The artist’s journey began from a deeply personal space, with painting offering him his first medium of expression. Grinberg tells us, “As a child I would watch my sister draw. At a young age, her mental state deteriorated and she stopped painting. When she stopped, I started painting portraits like she used to. This was the start of my artistic journey. During my studies my portraits grew harsh and complex, filled with self-criticism and emotions I wasn’t ready to process. So, I started searching for different solutions in order to translate elements from the portraits into sculptural acts that distance themselves from the two-dimensional world and the commitment towards the images I dealt with at the time."

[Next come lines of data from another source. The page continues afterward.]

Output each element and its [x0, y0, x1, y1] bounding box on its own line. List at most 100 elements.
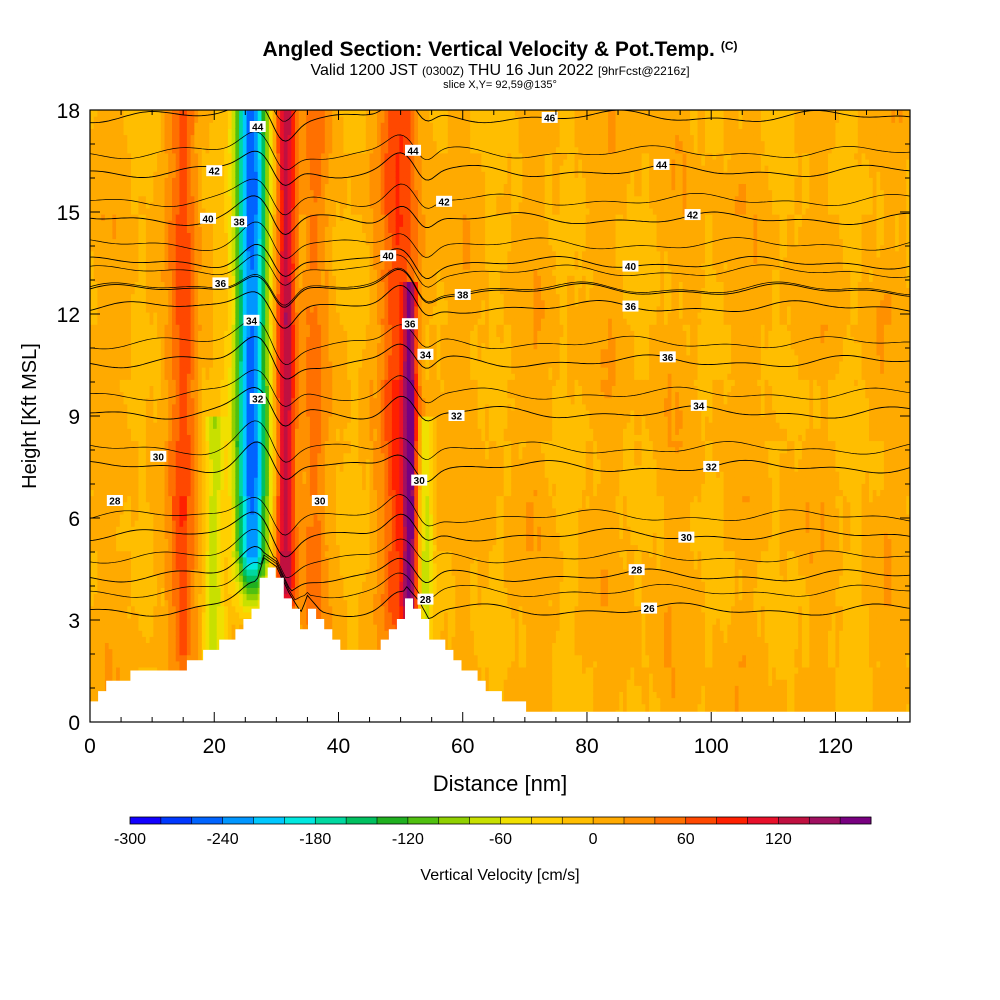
field-cell: [97, 404, 101, 411]
field-cell: [198, 422, 202, 429]
field-cell: [172, 600, 176, 607]
field-cell: [217, 251, 221, 258]
field-cell: [194, 489, 198, 496]
field-cell: [142, 355, 146, 362]
field-cell: [131, 642, 135, 649]
field-cell: [239, 287, 243, 294]
field-cell: [198, 128, 202, 135]
field-cell: [124, 667, 128, 674]
field-cell: [153, 122, 157, 129]
field-cell: [202, 618, 206, 625]
field-cell: [120, 355, 124, 362]
field-cell: [254, 569, 258, 576]
field-cell: [179, 471, 183, 478]
field-cell: [116, 477, 120, 484]
field-cell: [198, 496, 202, 503]
field-cell: [135, 514, 139, 521]
field-cell: [172, 226, 176, 233]
field-cell: [191, 134, 195, 141]
field-cell: [224, 373, 228, 380]
field-cell: [116, 202, 120, 209]
field-cell: [172, 545, 176, 552]
field-cell: [116, 612, 120, 619]
field-cell: [213, 239, 217, 246]
field-cell: [101, 575, 105, 582]
field-cell: [105, 538, 109, 545]
field-cell: [97, 489, 101, 496]
field-cell: [198, 489, 202, 496]
field-cell: [161, 557, 165, 564]
field-cell: [269, 300, 273, 307]
field-cell: [127, 330, 131, 337]
field-cell: [146, 624, 150, 631]
field-cell: [161, 606, 165, 613]
field-cell: [146, 538, 150, 545]
field-cell: [239, 508, 243, 515]
field-cell: [206, 514, 210, 521]
field-cell: [209, 269, 213, 276]
field-cell: [261, 422, 265, 429]
field-cell: [131, 453, 135, 460]
field-cell: [187, 349, 191, 356]
field-cell: [97, 673, 101, 680]
field-cell: [269, 171, 273, 178]
field-cell: [146, 630, 150, 637]
field-cell: [176, 489, 180, 496]
field-cell: [220, 496, 224, 503]
field-cell: [138, 159, 142, 166]
field-cell: [112, 294, 116, 301]
field-cell: [220, 312, 224, 319]
field-cell: [217, 306, 221, 313]
field-cell: [187, 171, 191, 178]
field-cell: [206, 116, 210, 123]
field-cell: [243, 263, 247, 270]
field-cell: [209, 202, 213, 209]
field-cell: [198, 587, 202, 594]
field-cell: [165, 245, 169, 252]
field-cell: [90, 496, 94, 503]
field-cell: [120, 361, 124, 368]
field-cell: [228, 434, 232, 441]
field-cell: [247, 373, 251, 380]
field-cell: [124, 600, 128, 607]
field-cell: [124, 642, 128, 649]
field-cell: [97, 551, 101, 558]
field-cell: [176, 257, 180, 264]
field-cell: [250, 379, 254, 386]
field-cell: [101, 489, 105, 496]
field-cell: [101, 508, 105, 515]
field-cell: [217, 398, 221, 405]
field-cell: [165, 557, 169, 564]
field-cell: [176, 190, 180, 197]
field-cell: [150, 593, 154, 600]
field-cell: [198, 318, 202, 325]
field-cell: [213, 636, 217, 643]
field-cell: [235, 141, 239, 148]
field-cell: [243, 239, 247, 246]
field-cell: [220, 563, 224, 570]
field-cell: [217, 141, 221, 148]
field-cell: [213, 563, 217, 570]
field-cell: [220, 483, 224, 490]
field-cell: [112, 538, 116, 545]
field-cell: [157, 306, 161, 313]
field-cell: [116, 324, 120, 331]
field-cell: [142, 318, 146, 325]
field-cell: [213, 593, 217, 600]
field-cell: [146, 587, 150, 594]
field-cell: [109, 520, 113, 527]
field-cell: [243, 330, 247, 337]
field-cell: [198, 593, 202, 600]
field-cell: [94, 257, 98, 264]
field-cell: [202, 453, 206, 460]
field-cell: [127, 489, 131, 496]
field-cell: [165, 257, 169, 264]
field-cell: [194, 496, 198, 503]
field-cell: [120, 587, 124, 594]
field-cell: [135, 232, 139, 239]
field-cell: [198, 171, 202, 178]
field-cell: [187, 153, 191, 160]
field-cell: [142, 269, 146, 276]
field-cell: [124, 520, 128, 527]
field-cell: [138, 232, 142, 239]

While his paintings offer us insight into his personal experiences and his internal world, Grinberg’s installations articulate his dialogue with the world outside which make up his external world. He says, “Alongside painting, the materials I use come from the world of cleaning and maintenance products, which I started collecting from the streets and stores in my neighborhood during my studies. I live in a central yet neglected area in Tel Aviv, and working with those materials was my way of creating a dialogue with my personal and local surroundings. My sculptural acts allow me to be more minimalistic, cynical and liberated as compared to the taxing process of painting. Placing my paintings and sculptures together forms a dialogue between them, enriching each side with the unique qualities of the other." Grinberg’s sculptural works serve as an abstraction of his figurative works, an expansion on the conceptual plane it holds.

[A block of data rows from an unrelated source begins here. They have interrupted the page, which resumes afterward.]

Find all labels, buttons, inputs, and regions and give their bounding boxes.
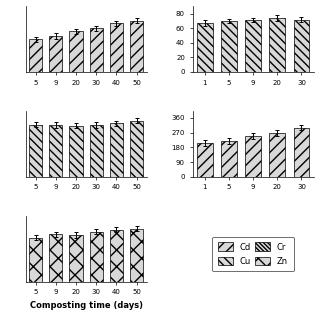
Bar <box>69 31 83 72</box>
Bar <box>130 228 143 282</box>
Bar <box>49 235 62 282</box>
Bar <box>197 143 212 177</box>
Bar <box>130 21 143 72</box>
Bar <box>90 125 103 177</box>
Bar <box>130 121 143 177</box>
Bar <box>29 238 42 282</box>
Bar <box>110 230 123 282</box>
Bar <box>269 18 285 72</box>
Bar <box>110 123 123 177</box>
Bar <box>221 141 237 177</box>
Bar <box>197 23 212 72</box>
Bar <box>69 235 83 282</box>
Bar <box>90 232 103 282</box>
Bar <box>49 125 62 177</box>
Legend: Cd, Cu, Cr, Zn: Cd, Cu, Cr, Zn <box>212 236 294 271</box>
Bar <box>49 36 62 72</box>
Bar <box>294 20 309 72</box>
Bar <box>90 28 103 72</box>
X-axis label: Composting time (days): Composting time (days) <box>30 301 143 310</box>
Bar <box>29 125 42 177</box>
Bar <box>269 133 285 177</box>
Bar <box>221 21 237 72</box>
Bar <box>245 136 261 177</box>
Bar <box>110 23 123 72</box>
Bar <box>29 39 42 72</box>
Bar <box>294 128 309 177</box>
Bar <box>245 20 261 72</box>
Bar <box>69 125 83 177</box>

The Tel Aviv based artist has, over the recent years, begun to further his investigation into the ritualistic process of cleaning. Grinberg notes that while it is a daily practice in our lives, we never really remove dirt and dust from our world - we just move it somewhere else. This might be placed in conjunction with the way we ritualistically tidy our internal worlds as well. Do our discarded thoughts stay in the back of our minds or do we really thoroughly process and clear them up? In a similar vein, when looking outside of ourselves we also see the overwhelming issue of waste in our world. The natural world wastes nothing, making the human race an unpleasant exception as we create new landscapes with nothing but garbage. The Great Pacific Garbage Patch is a testament to our wasteful lifestyle. Grinberg’s Employees Only (2019) brings this sentiment to the forefront. The installations remind the viewer of Damien Hirst’s Medicine Cabinet series which, while different in ideological approach, recalls a similar clinical and minimalist aesthetic. Grinberg’s work is almost too visually pleasing, sometimes reading more as art-deco. However, on closer inspection one sees it is layered with emotional processes and personal experience, laced with the narrative of his own worldview.

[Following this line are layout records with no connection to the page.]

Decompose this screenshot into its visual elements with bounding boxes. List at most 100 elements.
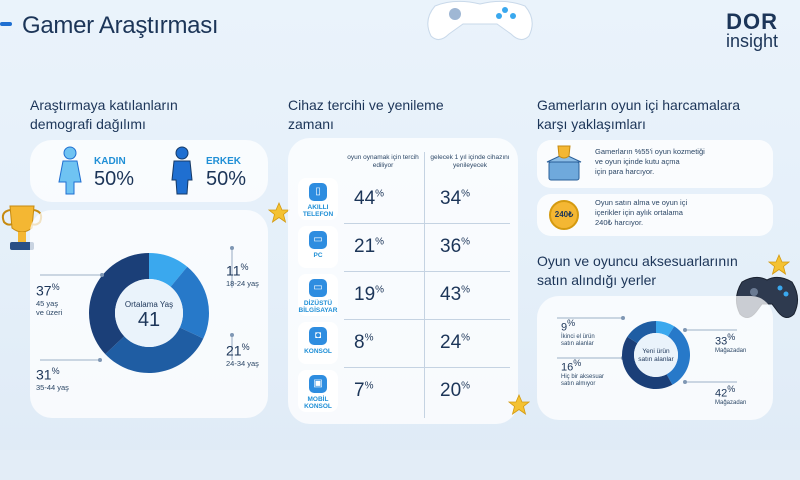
place-store-2-value: 42: [715, 387, 728, 400]
places-center-line1: Yeni ürün: [642, 348, 670, 355]
device-label: PC: [313, 252, 323, 259]
laptop-icon: ▭: [309, 279, 327, 297]
age-donut-chart: [88, 253, 209, 373]
female-pct: 50%: [94, 168, 135, 190]
mobile-console-icon: ▣: [309, 375, 327, 393]
col-header-renew: gelecek 1 yıl içinde cihazını yenileyece…: [430, 154, 510, 170]
pct-value: 7: [354, 380, 365, 401]
brand-logo: DOR insight: [725, 11, 778, 51]
spending-heading-line2: karşı yaklaşımları: [537, 115, 646, 132]
places-donut-chart: [622, 321, 690, 389]
loot-box-icon: [546, 145, 582, 181]
places-center-line2: satın alanlar: [638, 355, 674, 363]
place-store-1-value: 33: [715, 335, 728, 348]
spending-item-1-line2: ve oyun içinde kutu açma: [595, 156, 680, 166]
pct-symbol: %: [461, 236, 471, 248]
spending-heading: Gamerların oyun içi harcamalara karşı ya…: [537, 96, 740, 134]
device-row-card: ▭ DİZÜSTÜ BİLGİSAYAR: [298, 274, 338, 316]
place-none-label: Hiç bir aksesuar satın almıyor: [561, 374, 604, 388]
device-row-card: ◘ KONSOL: [298, 322, 338, 364]
devices-heading-line2: zamanı: [288, 115, 334, 132]
pct-symbol: %: [461, 332, 471, 344]
device-row-card: ▣ MOBİL KONSOL: [298, 370, 338, 412]
device-label: MOBİL KONSOL: [304, 396, 332, 411]
pct-symbol: %: [461, 284, 471, 296]
age-group-35-44: 31% 35-44 yaş: [36, 366, 69, 392]
place-none: 16% Hiç bir aksesuar satın almıyor: [561, 358, 604, 388]
spending-item-1-text: Gamerların %55'i oyun kozmetiği ve oyun …: [595, 147, 705, 176]
pct-symbol: %: [573, 358, 582, 368]
pct-symbol: %: [241, 342, 250, 352]
age-donut-segment-0: [149, 253, 188, 287]
spending-item-2: 240₺ Oyun satın alma ve oyun içi içerikl…: [537, 194, 773, 236]
preferred-pct: 21%: [354, 236, 384, 258]
pct-symbol: %: [364, 332, 374, 344]
age-donut-segment-3: [88, 253, 149, 355]
pct-value: 20: [440, 380, 462, 401]
coin-badge: 240₺: [549, 200, 579, 230]
pct-symbol: %: [51, 366, 60, 376]
pct-value: 21: [354, 236, 376, 257]
spending-heading-line1: Gamerların oyun içi harcamalara: [537, 97, 741, 113]
male-label: ERKEK: [206, 156, 242, 167]
places-heading-line1: Oyun ve oyuncu aksesuarlarının: [537, 253, 738, 269]
place-store-2-label: Mağazadan: [715, 399, 747, 406]
pct-value: 44: [354, 188, 376, 209]
place-store-1: 33% Mağazadan: [715, 332, 746, 355]
place-secondhand-line1: İkinci el ürün: [561, 333, 595, 340]
place-none-line1: Hiç bir aksesuar: [561, 373, 605, 380]
place-none-value: 16: [561, 361, 574, 374]
pct-symbol: %: [375, 236, 385, 248]
age-24-34-value: 21: [226, 342, 242, 359]
places-donut-segment-0: [656, 321, 675, 337]
pct-symbol: %: [567, 318, 576, 328]
spending-item-2-line3: 240₺ harcıyor.: [595, 217, 644, 227]
preferred-pct: 8%: [354, 332, 373, 354]
spending-item-1-line1: Gamerların %55'i oyun kozmetiği: [595, 147, 705, 156]
devices-heading: Cihaz tercihi ve yenileme zamanı: [288, 96, 444, 134]
donut-center-label: Ortalama Yaş: [124, 300, 174, 309]
renew-pct: 20%: [440, 380, 470, 402]
title-accent-bar: [0, 22, 12, 26]
places-heading-line2: satın alındığı yerler: [537, 271, 657, 288]
renew-pct: 34%: [440, 188, 470, 210]
age-group-45plus: 37% 45 yaş ve üzeri: [36, 282, 66, 317]
device-label: AKILLI TELEFON: [302, 204, 334, 219]
star-icon: [508, 394, 530, 415]
age-45plus-value: 37: [36, 282, 52, 299]
place-secondhand-label: İkinci el ürün satın alanlar: [561, 334, 595, 348]
place-store-2: 42% Mağazadan: [715, 384, 746, 407]
demographics-heading-line1: Araştırmaya katılanların: [30, 97, 178, 113]
device-label: DİZÜSTÜ BİLGİSAYAR: [298, 300, 338, 315]
gamepad-icon: [427, 0, 533, 40]
smartphone-icon: ▯: [309, 183, 327, 201]
place-secondhand-value: 9: [561, 321, 568, 334]
col-header-preferred: oyun oynamak için tercih ediliyor: [347, 154, 419, 170]
pct-symbol: %: [51, 282, 60, 292]
preferred-pct: 7%: [354, 380, 373, 402]
console-icon: ◘: [309, 327, 327, 345]
place-store-1-label: Mağazadan: [715, 347, 747, 354]
pct-value: 24: [440, 332, 462, 353]
pct-symbol: %: [461, 380, 471, 392]
spending-item-2-text: Oyun satın alma ve oyun içi içerikler iç…: [595, 198, 687, 227]
pct-value: 43: [440, 284, 462, 305]
female-label: KADIN: [94, 156, 126, 167]
donut-center-value: 41: [137, 309, 161, 331]
place-secondhand: 9% İkinci el ürün satın alanlar: [561, 318, 595, 348]
logo-line2: insight: [725, 30, 778, 51]
places-card: Yeni ürün satın alanlar 9% İkinci el ürü…: [537, 296, 773, 420]
renew-pct: 36%: [440, 236, 470, 258]
bottom-strip: [0, 450, 800, 480]
pct-value: 34: [440, 188, 462, 209]
age-group-24-34: 21% 24-34 yaş: [226, 342, 259, 368]
age-donut-segment-2: [105, 327, 204, 373]
gender-card: KADIN 50% ERKEK 50%: [30, 140, 268, 202]
age-24-34-label: 24-34 yaş: [226, 358, 259, 368]
place-none-line2: satın almıyor: [561, 380, 596, 387]
places-donut-segment-3: [627, 321, 656, 344]
pct-symbol: %: [727, 332, 736, 342]
age-45plus-label: 45 yaş ve üzeri: [36, 298, 63, 317]
age-donut-segment-1: [170, 266, 209, 339]
pct-symbol: %: [240, 262, 249, 272]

Grinberg shares, “My studio practice also includes site specific works and commercial collaborations. Each project creates its own guidelines, creating a sort of artistic exercise for me to follow. For example, a column in the middle of the room will inspire me and lead me to creative solutions and processes. The variety of materials I work with are symbols that I collect in order to describe personal experiences or depict my views on society. For instance, cleaning products remind me of the cleaning drills I would run during my army service as a military guard, or the habits of my family and myself to sweep issues under the rug and never mention the things that hurt”.
The artist continues saying, “Nowadays, I work with scraps and waste left over by the factories that produce the containers for the cleaning liquids. Discovering the scraps shed a new light on my works, putting my visual language of cleaning into a surreal and distorted fantasy."
Grinberg concludes, “My art is a means of healing and processing my emotions and personal history. I believe that this is what my entire practice revolves around. The discoveries I uncover in each working process guide me towards the development of the next one."